The “I” is being, not consciousness. But
the experience which discloses the “I” as being is the work of
consciousness. He distinguishes the consciousness of the experience of sensible things
- which is taken from the experience (sensible perception) of the external
world: this pink cloud – from the consciousness of the experience of the
self (“I”) in the act of self-determination in the
moment of morality: responsibility or guilt. In its (non abstractive) mirroring
function, consciousness grasps the subject (not yet experienced as “I”), which
has been objectified by reflective
(not “reflexive,” in the terminology of Wojtyla) thought, and then “actualized”
(subdued/mastered) by itself. He distinguishes between the reflectiveness of the
mind turning back on its own act of knowing
things and the reflexiveness of consciousness which
captures both the reflections of the subject in potency to self-determine, and
in the act of moving itself. This
capturing both states of the self as pre and post self-determination,
as potency and act with respect to itself, constitutes the experience of the “I” as “I.” And he corroborates this when he remarks in Fides et Ratio #83 that “In a special way, the person constitutes a
privileged locus for the encounter with being, and hence with metaphysical
enquiry.”
He
remarks in the Acting Person: “The
consequence of the reflexive [not reflective] turn
of consciousness is that this object – just because it is from the ontological
point of view the subject – while having the experience of his own ego also has
the experience of himself as the subject. In this interpretation `refexiveness’
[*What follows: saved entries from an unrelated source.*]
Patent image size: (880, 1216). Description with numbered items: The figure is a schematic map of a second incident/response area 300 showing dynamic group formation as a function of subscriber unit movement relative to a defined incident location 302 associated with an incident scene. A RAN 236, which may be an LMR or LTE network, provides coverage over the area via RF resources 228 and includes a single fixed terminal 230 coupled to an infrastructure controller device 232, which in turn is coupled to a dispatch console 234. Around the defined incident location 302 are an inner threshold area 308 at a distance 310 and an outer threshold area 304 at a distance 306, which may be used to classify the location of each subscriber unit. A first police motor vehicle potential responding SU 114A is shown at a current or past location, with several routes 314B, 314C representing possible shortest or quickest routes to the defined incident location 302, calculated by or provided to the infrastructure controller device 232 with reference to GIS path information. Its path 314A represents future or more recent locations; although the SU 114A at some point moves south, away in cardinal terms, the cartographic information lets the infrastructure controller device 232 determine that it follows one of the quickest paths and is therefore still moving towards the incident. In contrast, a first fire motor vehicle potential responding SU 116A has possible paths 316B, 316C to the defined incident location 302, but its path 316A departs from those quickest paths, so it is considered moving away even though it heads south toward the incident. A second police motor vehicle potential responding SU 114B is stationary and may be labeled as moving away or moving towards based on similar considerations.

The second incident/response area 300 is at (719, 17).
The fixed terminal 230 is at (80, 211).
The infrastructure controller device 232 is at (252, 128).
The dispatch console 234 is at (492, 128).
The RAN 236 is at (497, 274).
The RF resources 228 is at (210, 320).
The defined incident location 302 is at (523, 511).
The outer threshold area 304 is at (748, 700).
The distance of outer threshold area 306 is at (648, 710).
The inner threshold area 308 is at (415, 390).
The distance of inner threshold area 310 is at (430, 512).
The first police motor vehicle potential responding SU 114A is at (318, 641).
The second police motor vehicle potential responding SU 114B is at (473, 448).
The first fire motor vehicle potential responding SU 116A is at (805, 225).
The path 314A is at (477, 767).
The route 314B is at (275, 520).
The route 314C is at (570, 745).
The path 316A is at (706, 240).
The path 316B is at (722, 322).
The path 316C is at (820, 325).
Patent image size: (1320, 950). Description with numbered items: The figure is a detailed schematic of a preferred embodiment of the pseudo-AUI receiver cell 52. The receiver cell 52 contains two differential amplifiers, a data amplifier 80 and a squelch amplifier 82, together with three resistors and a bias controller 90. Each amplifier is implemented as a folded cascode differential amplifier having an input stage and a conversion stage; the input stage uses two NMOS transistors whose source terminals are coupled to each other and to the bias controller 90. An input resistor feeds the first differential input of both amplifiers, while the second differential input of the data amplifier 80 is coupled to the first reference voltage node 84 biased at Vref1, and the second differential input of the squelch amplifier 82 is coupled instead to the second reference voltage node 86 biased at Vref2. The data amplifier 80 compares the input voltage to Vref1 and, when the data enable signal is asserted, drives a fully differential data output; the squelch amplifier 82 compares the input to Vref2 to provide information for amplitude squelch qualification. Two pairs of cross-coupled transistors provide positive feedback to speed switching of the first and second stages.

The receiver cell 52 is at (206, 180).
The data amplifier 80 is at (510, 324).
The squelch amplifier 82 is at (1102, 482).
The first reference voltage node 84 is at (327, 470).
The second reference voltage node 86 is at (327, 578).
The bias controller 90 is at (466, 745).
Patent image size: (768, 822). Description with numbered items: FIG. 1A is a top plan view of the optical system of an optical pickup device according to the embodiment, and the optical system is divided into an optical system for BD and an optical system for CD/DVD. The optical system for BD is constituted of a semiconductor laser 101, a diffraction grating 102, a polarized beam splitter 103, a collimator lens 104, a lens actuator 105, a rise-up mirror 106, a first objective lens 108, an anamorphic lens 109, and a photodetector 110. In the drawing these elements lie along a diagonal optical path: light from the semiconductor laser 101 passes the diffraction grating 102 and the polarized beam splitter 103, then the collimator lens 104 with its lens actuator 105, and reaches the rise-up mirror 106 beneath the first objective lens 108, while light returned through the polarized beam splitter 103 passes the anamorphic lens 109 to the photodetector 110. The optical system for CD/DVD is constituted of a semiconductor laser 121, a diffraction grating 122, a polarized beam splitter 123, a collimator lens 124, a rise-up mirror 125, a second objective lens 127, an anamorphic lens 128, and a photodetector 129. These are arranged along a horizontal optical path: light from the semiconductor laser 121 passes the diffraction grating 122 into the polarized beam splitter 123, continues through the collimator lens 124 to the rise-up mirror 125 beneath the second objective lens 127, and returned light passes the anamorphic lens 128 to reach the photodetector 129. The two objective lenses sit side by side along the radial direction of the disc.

is also seen to be an essential as well as a very specific moment of
consciousness. It is, however, necessary to add at once that this specific moment
becomes apparent only when we observe and trace consciousness in its intrinsic,
organic relation to the human being, in particular, the human being in
action. We then discern clearly that it
is one thing to be the subject,
another to be cognized (that is,
objectivized) as the subject, and a still different thing to experience
one’s self as the subject of one’s own acts and experiences… This
discrimination is of tremendous import for all our further analyses, which we
shall have to make in our efforts to grasp the whole dynamic reality of the
acting person and to account for the subjectiveness that is given us in
experience.
Indubitably, Man is, first of all, the subject of his being and his
acting; he is the subject insofar as he is a being of determinate nature, which
leads to consequences particularly in the acting. In traditional ontology that
subject of existing and acting which man is was designated by the term suppositum
– ontic support – which, we may say, serves as a thoroughly objective
designation free of any experiential aspects, in particular of any
relation to that experience of subjectivity in which the subject is given to
itself as the self, as the ego. Hence “ suppositum” abstracts from that
aspect of consciousness owing to which the concrete man – the object being
the subject – has the experience of himself as the subject and thus of
his subjectivity. It is this experience that allows him to designate
himself by means of the pronoun “I.”
We know “I” to be a personal pronoun,
always designating a concrete person. However, the denotation of this personal
pronoun, thus….
Hence not only am I conscious of my ego (on
the ground of self-knowledge) but owing to my consciousness in its reflexive
function I also experience my ego. I have the experience of myself as
the concrete subject of the ego’s very subjectiveness. Consciousness is not
just an aspect but also an essential dimension or an actual moment
[but not the “I” itself] of the reality of the being that I am,
since it constitutes its subjectiveness in the experiential sense.”[5]
[1] Redemptor
Hominis, 13,14.
[2] Andre
Frossard, Be Not Afraid, St. Martin ’s
Press (1984) 95.
[3]
“Subjectivity and the Irreducible in the Human Being” in Person and Community, Lang (1993) 212-213.
[4]
“Subjectivity and the Irreducible in the Human Being,” Person and Community
Lang (1993) 214.
[5] The
Acting Person, D. Reidel Publishing Co. (1979) 42-46.